The appeal came to a host of eager ears. Many good and true men were no doubt among the army which gathered upon the gentle hill of Hyères in the blazing midsummer of the year 1209, cross on breast and sword in hand, sworn to exterminate heresy, and bring back the country to the sway of the true religion; but an overwhelming number besides, who were hungry for booty however obtained, and eager to win advancement for themselves, filled up the ranks. Such motives were not absent even from the bosom of Simon de Montfort, their general, otherwise a good man and true. The sovereignty of Toulouse glimmered before him over seas of blood, which was as the blood of the Saracen, no better, though it flowed in the veins of Frenchmen; but the Provençaux could scarcely be called Frenchmen in those early days. They were no more beloved of their northern neighbours than the English were by the Scots, and the expedition against them was as much justified by distinctions of race as was the conflict of Bannockburn.

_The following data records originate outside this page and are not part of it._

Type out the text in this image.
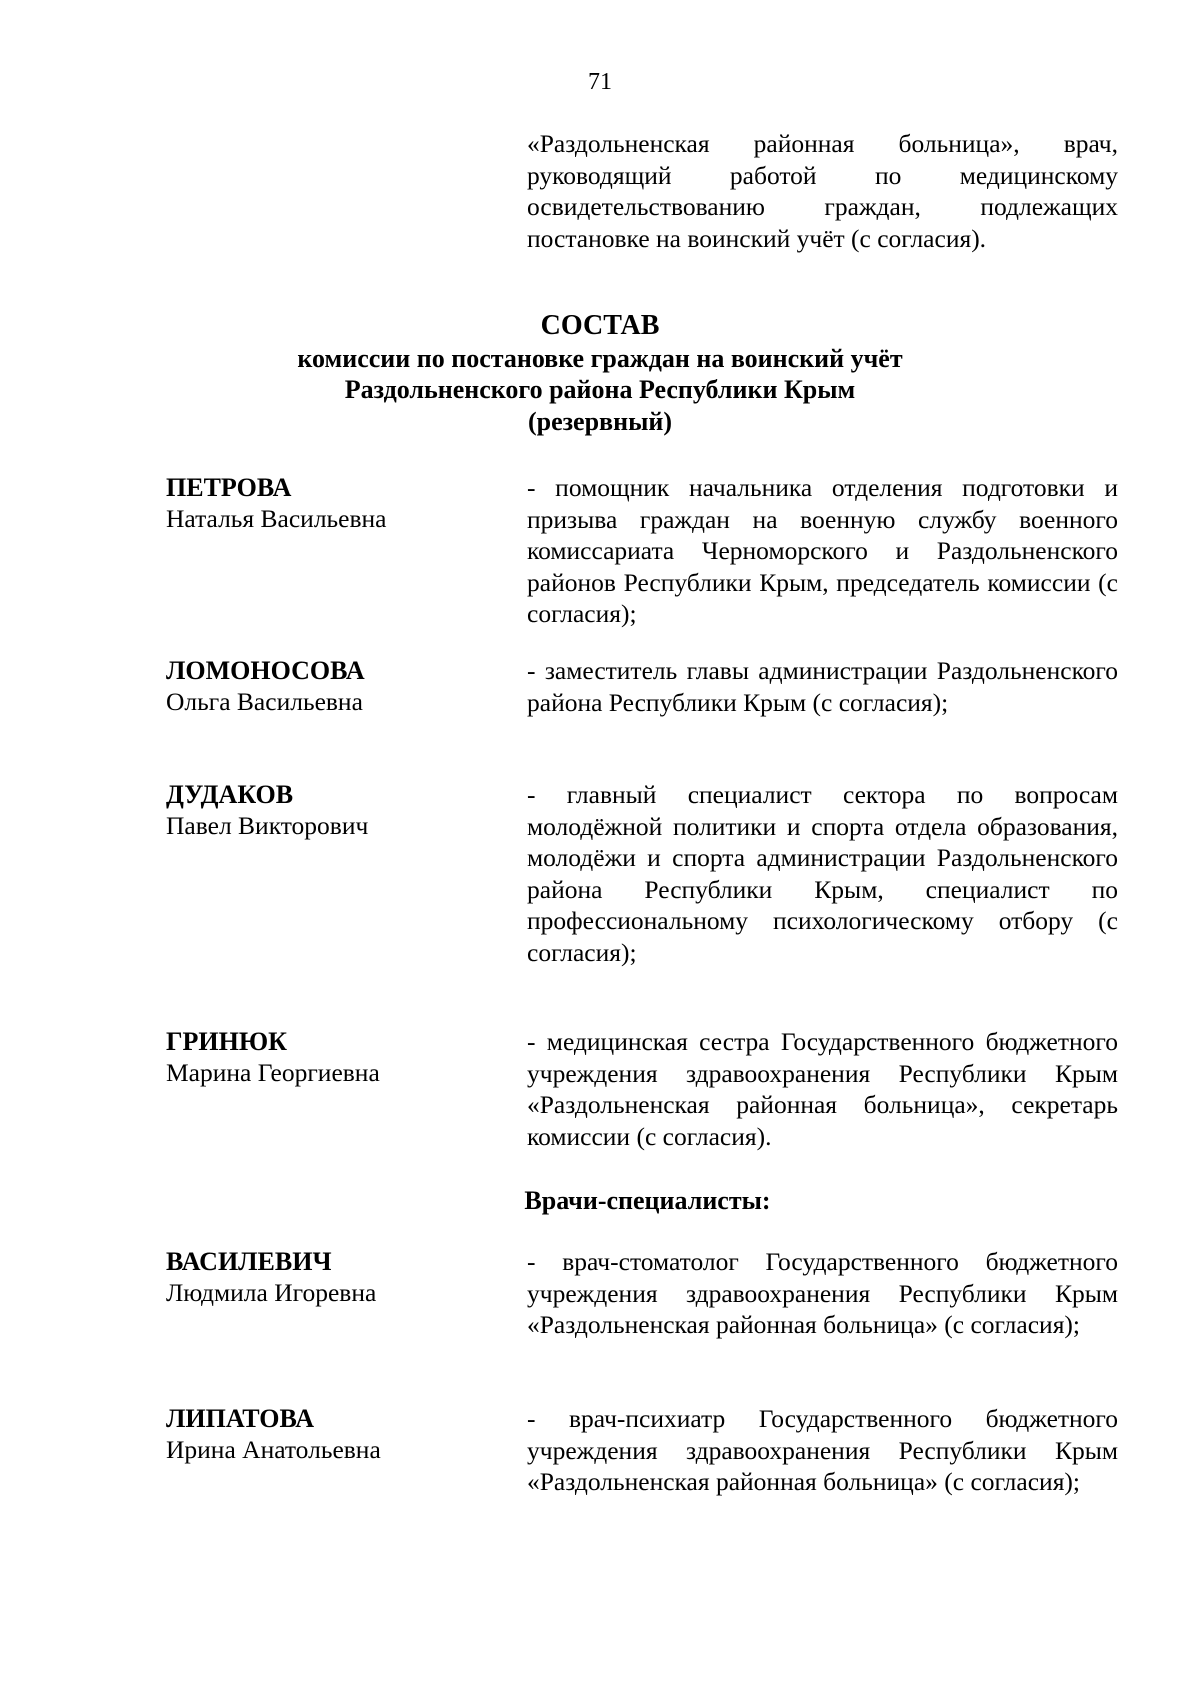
71
«Раздольненская районная больница», врач, руководящий работой по медицинскому освидетельствованию граждан, подлежащих постановке на воинский учёт (с согласия).
СОСТАВ
комиссии по постановке граждан на воинский учёт
Раздольненского района Республики Крым
(резервный)
ПЕТРОВА
Наталья Васильевна
- помощник начальника отделения подготовки и призыва граждан на военную службу военного комиссариата Черноморского и Раздольненского районов Республики Крым, председатель комиссии (с согласия);
ЛОМОНОСОВА
Ольга Васильевна
- заместитель главы администрации Раздольненского района Республики Крым (с согласия);
ДУДАКОВ
Павел Викторович
- главный специалист сектора по вопросам молодёжной политики и спорта отдела образования, молодёжи и спорта администрации Раздольненского района Республики Крым, специалист по профессиональному психологическому отбору (с согласия);
ГРИНЮК
Марина Георгиевна
- медицинская сестра Государственного бюджетного учреждения здравоохранения Республики Крым «Раздольненская районная больница», секретарь комиссии (с согласия).
Врачи-специалисты:
ВАСИЛЕВИЧ
Людмила Игоревна
- врач-стоматолог Государственного бюджетного учреждения здравоохранения Республики Крым «Раздольненская районная больница» (с согласия);
ЛИПАТОВА
Ирина Анатольевна
- врач-психиатр Государственного бюджетного учреждения здравоохранения Республики Крым «Раздольненская районная больница» (с согласия);
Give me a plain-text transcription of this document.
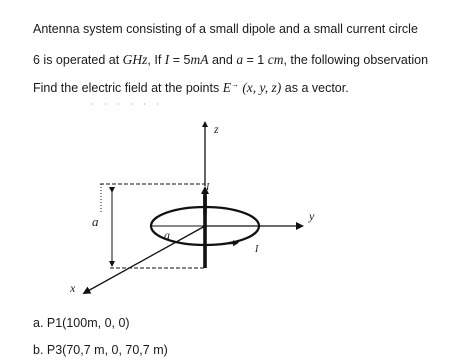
Antenna system consisting of a small dipole and a small current circle
6 is operated at GHz, If I = 5mA and a = 1 cm, the following observation
Find the electric field at the points E→ (x, y, z) as a vector.
z
y
x
I
I
a
a
a. P1(100m, 0, 0)
b. P3(70,7 m, 0, 70,7 m)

The chapter of history that followed we would fain on all sides obliterate, if we could, from the records of humanity, and we doubt not that the strictest Catholic as much as the most indignant Protestant would share this wish; but that, alas, cannot be done. And no such feeling was in any mind of the time. The remedy was not thought to be too terrible for the disease, for centuries after: and the most Christian souls rejoiced in the victories of the Crusade, the towns destroyed, the nests of heretics broken up. The very heretics themselves, who suffered fiercely and made reprisals when they could, had no doctrine of toleration among themselves, and would have extirpated a wicked hierarchy, and put down the mass with a high hand, as four hundred years later their more enlightened successors did, when the power came to them. There are many shuddering spectators who now try to represent to themselves that Innocent so far off was but half, or not at all, acquainted with the atrocities committed in his name; that his legates over-stepped their authority, as frequently happened, and were carried away by the excitement of carnage and the terrible impulse of destruction common to wild beasts and men when that fatal passion is aroused; and that his generals soon converted their Crusade, as Crusades more or less were converted everywhere, into a raid of fierce acquisition, a war for booty and personal enrichment. And all this is true for as much as it is worth in reducing the guilt of Innocent; but that is not much, for he was a man very well acquainted with human nature, and knew that such things must be.